Hi all,
I am working on research where we need a non-invasive meter. We want to retrieve information about the CUDA kernel names executed by a process of interest.
More or less, the idea is to have some sort of tool to get information about a process, such as the memory consumed, the GPU usage, and the CUDA kernels dispatched for execution.
For instance, if we have a code (./matmul
) that invokes a kernel named compute_matmul<<<1, 32, 0, stream>>>(...)
, we want our tool to print something like:
$ ./matmul &
$ ./query_process $!
Usage,Mem,Executed kernels
0,0,None
0,0,None
10,10,compute_matmul
5,10,compute_matmul
0,0,None
Do you know if it is possible to use any available library and a starting point?
Cheers,
Leon
Hello,
Just trying to understand your requirement better.
What are the rows with “None” in the sample output of the tool?
What do you mean by GPU usage? What would a value of “10” for GPU usage mean?
Hi,
Sure. Placing a bit of context, let’s assume that each line is generated every second.
None
means that none kernels were executed in the sampling interval (in a second).
The GPU usage is from 0 to 100% and means the SM usage, similar to this one.
Cheers,
Leon
Any news on this?
Apologies for bringing this up again.
You can use NVML APIs for GPU memory usage and GPU usage.
You can use CUPTI Callback APIs to get CUDA kernels launched. Refer the Driver and Runtime API Callbacks section in the CUPTI document.
Thanks for your answer. I am already using NVML.
However, I’m a bit new in CUPTI. I have been trying to give a PID to analyse but I haven’t found the way.

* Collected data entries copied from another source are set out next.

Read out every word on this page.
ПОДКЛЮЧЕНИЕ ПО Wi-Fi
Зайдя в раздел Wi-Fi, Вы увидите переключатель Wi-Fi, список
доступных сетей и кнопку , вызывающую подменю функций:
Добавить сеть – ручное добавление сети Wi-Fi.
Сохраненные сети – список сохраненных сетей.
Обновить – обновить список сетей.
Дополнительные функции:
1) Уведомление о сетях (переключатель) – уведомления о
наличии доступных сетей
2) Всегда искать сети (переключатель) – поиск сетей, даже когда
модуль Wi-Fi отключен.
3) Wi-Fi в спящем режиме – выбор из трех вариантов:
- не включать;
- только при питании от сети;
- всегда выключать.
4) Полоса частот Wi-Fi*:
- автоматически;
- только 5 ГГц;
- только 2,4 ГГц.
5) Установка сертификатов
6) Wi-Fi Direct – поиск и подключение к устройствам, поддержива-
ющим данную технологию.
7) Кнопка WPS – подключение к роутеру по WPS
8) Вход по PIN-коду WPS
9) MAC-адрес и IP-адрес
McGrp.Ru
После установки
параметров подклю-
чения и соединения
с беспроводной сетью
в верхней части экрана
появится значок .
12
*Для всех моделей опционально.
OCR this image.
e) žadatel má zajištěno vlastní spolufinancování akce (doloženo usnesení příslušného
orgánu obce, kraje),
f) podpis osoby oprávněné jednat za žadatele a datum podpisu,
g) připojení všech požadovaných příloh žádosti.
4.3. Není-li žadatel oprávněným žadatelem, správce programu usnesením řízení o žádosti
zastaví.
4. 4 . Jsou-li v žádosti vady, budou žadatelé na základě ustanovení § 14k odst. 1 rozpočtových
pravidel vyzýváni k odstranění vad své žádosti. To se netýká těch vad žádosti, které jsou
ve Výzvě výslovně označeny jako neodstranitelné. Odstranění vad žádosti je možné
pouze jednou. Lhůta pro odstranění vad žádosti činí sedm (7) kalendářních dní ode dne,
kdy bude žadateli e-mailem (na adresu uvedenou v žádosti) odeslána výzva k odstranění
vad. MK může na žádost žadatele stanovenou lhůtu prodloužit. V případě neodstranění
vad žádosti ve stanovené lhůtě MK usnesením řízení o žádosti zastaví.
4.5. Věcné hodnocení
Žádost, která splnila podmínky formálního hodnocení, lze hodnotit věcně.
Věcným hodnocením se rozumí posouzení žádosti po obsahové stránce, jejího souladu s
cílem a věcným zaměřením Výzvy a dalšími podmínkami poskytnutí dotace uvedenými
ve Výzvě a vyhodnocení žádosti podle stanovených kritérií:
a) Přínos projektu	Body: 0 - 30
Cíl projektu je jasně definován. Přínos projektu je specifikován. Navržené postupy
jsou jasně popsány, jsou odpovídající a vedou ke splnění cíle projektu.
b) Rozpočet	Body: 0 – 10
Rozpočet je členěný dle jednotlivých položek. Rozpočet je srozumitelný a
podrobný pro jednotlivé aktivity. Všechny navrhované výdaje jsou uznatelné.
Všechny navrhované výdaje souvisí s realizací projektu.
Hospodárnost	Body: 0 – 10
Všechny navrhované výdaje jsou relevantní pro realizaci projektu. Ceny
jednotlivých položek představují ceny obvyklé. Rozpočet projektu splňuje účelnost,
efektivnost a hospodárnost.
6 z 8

Just to recall that I would like to analyse an external application and the main assumption is that I don’t have access to the application code.
Thanks in advance,
Leon
You can write a CUPTI trace injection library. With this you do not need access to the application code.
To get kernel name information you can enable callbacks for a subscriber for domain CUPTI_CB_DOMAIN_DRIVER_API and callback ID CUPTI_DRIVER_TRACE_CBID_cuLaunchKernel.
Refer CUPTI sample cupti_trace_injection to get started on writing a CUPTI trace injection. Before launching the CUDA application, the environment variable CUDA_INJECTION64_PATH needs to be set to point to the injection library.
Refer the CUPTI sample callback_timestamp for how to get the kernel name in the callback function.
Note that the kernel information you get with this approach will not give the accurate time when the kernel is started on the GPU. It only gives the time when the kernel is launched from the host. There is some time gap between the kernel launch and when kernel execution starts on the GPU.
You will need to decide on how to combine the information obtained using NVML and CUPTI.
Thanks for the idea. I will give it a try.